Sydney has the biggest Ferrero Rocher™on a toothpick I’ve ever seen
Other nicknames for the Sydney Harbour Bridge: The Dental Work Frown, The Steel Rainbow, Baleen Bridge… I just don’t see a coat-hanger?
If Melbourne hasn’t got over 80s nostalgia – Little Golden Books menus, The Never-Ending Story theme song, dark pub irreverence – Sydney just can’t get past the 90s – Ken Done, a Sunkist Ad, banana bread.
Sydneysiders actually do keep a keen eye on Melbourne, but when they’ve finally got a food truck of their own, they realise the concept doesn’t quite work in their city, but whatever, just open another Thai restaurant, head down to a beach in winter, she’ll be right.
Thai restaurants compete with hairdressers on all high streets – they should just mix business: Hair Thai, Plait Thai, Pad Dye, The Pony Thai’l, Bristle & Gristle, Bob Yum, See Ew in Style, Semi-PERManent Detainment?

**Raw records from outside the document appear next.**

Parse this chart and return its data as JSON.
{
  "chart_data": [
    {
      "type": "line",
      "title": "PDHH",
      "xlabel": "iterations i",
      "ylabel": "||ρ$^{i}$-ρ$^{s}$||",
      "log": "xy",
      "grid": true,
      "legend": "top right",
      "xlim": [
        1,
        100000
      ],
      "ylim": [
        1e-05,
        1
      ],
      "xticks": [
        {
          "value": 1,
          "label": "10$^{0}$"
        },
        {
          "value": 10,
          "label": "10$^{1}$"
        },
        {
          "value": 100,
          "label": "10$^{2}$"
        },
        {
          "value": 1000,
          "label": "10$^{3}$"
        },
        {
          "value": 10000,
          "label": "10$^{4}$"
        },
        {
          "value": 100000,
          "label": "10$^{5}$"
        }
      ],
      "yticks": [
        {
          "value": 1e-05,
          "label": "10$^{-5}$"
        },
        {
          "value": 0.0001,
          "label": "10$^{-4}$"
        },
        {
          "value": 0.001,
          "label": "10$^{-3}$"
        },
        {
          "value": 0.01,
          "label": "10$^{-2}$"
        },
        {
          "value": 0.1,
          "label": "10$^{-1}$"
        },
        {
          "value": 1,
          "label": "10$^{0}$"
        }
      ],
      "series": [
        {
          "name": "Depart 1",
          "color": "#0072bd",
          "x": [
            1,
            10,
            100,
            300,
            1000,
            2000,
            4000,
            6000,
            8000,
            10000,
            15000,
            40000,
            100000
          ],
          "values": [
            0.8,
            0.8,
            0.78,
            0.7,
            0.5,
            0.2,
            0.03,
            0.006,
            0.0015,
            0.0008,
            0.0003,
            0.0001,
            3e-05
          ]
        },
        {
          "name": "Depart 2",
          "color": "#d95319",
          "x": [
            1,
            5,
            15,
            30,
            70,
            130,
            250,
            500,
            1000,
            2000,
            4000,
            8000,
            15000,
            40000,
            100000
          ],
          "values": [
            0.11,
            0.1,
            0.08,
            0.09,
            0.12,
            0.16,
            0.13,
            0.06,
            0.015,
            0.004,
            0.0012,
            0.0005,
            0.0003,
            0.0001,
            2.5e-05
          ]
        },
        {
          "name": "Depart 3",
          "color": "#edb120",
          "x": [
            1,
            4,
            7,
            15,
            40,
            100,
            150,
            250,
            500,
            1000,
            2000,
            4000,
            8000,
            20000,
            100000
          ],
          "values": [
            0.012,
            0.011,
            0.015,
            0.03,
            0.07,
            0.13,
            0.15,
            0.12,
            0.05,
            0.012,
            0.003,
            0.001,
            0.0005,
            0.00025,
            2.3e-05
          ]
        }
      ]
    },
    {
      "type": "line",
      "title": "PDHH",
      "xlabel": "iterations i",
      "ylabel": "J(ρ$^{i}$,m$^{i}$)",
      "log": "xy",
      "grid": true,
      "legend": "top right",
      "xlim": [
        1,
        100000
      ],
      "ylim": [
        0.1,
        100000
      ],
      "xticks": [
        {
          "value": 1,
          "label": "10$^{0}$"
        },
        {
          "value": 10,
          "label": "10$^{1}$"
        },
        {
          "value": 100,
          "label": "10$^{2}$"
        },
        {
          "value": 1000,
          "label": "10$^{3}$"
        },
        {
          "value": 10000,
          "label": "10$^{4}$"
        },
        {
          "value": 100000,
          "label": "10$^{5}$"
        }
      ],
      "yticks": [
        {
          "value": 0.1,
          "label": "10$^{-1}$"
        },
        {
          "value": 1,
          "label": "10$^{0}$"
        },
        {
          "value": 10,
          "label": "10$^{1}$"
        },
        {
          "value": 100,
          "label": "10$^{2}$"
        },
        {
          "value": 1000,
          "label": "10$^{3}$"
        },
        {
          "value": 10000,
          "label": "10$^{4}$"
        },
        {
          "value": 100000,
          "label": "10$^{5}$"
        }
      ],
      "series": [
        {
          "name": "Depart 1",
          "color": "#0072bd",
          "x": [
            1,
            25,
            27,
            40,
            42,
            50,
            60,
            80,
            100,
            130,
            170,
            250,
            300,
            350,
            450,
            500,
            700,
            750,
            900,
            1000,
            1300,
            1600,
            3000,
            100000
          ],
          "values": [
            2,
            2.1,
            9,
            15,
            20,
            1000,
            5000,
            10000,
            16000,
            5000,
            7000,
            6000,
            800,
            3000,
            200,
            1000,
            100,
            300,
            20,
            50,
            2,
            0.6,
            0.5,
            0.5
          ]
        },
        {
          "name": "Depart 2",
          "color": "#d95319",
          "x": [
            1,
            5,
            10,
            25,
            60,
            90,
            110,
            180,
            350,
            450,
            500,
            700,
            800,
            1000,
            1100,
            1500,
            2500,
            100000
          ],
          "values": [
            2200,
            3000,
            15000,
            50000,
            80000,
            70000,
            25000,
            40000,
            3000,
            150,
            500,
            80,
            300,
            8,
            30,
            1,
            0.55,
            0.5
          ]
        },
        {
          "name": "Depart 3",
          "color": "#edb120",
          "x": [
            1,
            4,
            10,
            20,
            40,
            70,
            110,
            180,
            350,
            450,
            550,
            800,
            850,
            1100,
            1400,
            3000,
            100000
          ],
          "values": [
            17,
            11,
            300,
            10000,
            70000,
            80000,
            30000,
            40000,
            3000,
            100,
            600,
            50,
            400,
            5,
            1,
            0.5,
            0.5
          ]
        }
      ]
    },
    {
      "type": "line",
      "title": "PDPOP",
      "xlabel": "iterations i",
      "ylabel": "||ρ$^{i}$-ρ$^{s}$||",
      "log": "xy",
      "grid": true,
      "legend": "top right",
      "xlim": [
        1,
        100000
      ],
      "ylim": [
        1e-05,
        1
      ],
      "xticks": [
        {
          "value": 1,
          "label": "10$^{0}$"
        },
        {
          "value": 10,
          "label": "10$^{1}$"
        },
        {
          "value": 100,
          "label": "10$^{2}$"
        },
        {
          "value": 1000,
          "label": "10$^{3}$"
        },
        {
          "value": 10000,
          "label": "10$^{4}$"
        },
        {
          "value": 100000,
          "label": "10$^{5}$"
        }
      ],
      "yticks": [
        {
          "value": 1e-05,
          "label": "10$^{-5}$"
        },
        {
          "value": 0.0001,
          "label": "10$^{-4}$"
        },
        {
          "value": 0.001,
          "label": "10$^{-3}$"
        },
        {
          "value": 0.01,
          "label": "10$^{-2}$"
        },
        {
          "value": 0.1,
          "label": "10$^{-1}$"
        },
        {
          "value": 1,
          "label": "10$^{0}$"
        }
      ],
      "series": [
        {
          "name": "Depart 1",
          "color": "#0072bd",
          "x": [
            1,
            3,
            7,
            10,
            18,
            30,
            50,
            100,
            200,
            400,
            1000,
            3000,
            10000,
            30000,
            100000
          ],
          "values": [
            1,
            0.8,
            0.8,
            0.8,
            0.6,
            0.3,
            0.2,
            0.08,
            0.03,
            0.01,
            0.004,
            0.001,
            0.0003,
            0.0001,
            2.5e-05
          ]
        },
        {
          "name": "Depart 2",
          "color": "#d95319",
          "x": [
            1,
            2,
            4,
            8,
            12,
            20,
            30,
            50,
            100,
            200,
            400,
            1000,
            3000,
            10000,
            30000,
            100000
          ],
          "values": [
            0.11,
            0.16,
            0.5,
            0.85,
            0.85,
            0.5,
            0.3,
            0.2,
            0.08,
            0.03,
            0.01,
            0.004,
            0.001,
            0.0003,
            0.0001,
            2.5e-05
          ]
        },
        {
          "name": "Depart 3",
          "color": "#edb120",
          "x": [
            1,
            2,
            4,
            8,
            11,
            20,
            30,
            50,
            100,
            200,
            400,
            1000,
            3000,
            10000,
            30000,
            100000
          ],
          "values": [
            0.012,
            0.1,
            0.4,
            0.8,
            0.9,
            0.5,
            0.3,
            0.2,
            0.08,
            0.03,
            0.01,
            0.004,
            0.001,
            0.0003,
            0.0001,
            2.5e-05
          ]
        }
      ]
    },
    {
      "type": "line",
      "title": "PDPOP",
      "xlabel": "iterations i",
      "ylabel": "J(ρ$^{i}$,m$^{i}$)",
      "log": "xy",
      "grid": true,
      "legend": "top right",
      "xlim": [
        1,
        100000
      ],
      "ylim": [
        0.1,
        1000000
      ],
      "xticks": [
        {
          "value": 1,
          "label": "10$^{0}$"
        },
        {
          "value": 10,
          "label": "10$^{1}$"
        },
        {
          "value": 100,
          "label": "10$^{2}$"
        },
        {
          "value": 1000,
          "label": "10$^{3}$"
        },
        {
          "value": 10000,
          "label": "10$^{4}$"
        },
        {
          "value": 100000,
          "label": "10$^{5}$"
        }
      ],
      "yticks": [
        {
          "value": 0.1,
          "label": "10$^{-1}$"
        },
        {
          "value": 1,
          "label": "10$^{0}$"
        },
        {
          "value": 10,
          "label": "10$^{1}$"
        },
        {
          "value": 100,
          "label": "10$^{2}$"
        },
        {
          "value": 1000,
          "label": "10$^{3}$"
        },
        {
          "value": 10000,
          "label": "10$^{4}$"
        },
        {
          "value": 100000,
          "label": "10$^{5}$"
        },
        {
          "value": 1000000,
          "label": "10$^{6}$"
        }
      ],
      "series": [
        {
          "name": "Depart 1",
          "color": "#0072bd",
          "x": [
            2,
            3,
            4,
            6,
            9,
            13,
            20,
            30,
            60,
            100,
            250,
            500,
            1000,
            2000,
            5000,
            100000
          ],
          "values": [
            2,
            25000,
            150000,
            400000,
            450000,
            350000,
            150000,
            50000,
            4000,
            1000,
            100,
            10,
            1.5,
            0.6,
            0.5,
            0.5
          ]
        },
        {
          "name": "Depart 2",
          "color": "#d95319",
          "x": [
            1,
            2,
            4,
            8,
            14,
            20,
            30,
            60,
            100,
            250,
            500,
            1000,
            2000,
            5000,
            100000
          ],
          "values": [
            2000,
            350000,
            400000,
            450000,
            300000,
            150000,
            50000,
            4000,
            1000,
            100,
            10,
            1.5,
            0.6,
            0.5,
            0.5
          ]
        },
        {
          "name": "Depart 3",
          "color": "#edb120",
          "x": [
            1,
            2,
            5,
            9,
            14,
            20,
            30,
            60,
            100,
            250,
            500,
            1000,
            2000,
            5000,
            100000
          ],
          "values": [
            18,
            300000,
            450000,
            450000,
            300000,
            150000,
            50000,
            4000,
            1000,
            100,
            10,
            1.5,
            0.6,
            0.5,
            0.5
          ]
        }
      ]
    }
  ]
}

If you are female and blonde you must wear your hair on top of your head in a bun. No, no, you must– shhh. Bun.
If you don’t live near a train line, how’re you getting home? A bus? Hahaha.
You can have a ‘harbour view’ and still not be anywhere near a train line.
If you drive in Sydney, floor it. Disregard speed limit if you’re on a backstreet, a school zone, sharing with bicycles, about to run down an old lady, disobeying traffic signals… that car park five blocks and a train station away from work won’t wait for you!
Why do people even drive in Sydney?
Ferry rides are good for the part when you’re on the ferry, but the destinations are either leafy burbs, leafier burbs, leafless islands or Manly. The zoo’s good, but.
Triple-decker trains still make me feel like I’m in the future, even though some still have seating from the First Fleet.
You must have a ticket for a train, a ticket for a bus, a ticket for a ferry, a ticket for a tram, a ticket for the monorail, a ticket for a car park, a ticket for the bridge, a ticket for the tunnel, you must have a ticket to ride, ticket to ride.
Drummoyne is not actually a bogan kid’s name.
Clovelly has the most beautiful concrete slab in Australia.
The North Shore pays for a view of culture, rather than being anywhere near it. I hear the Gloria Jeans up there are great, though.
It’s pronounced “Could-gee” not “Coo-gee” for stupid, unfathomable reasons.
Sydneysiders are damp, constantly.
You’re not really living in Sydney until you’ve seen under the wing of an Ibis. It’s not pretty.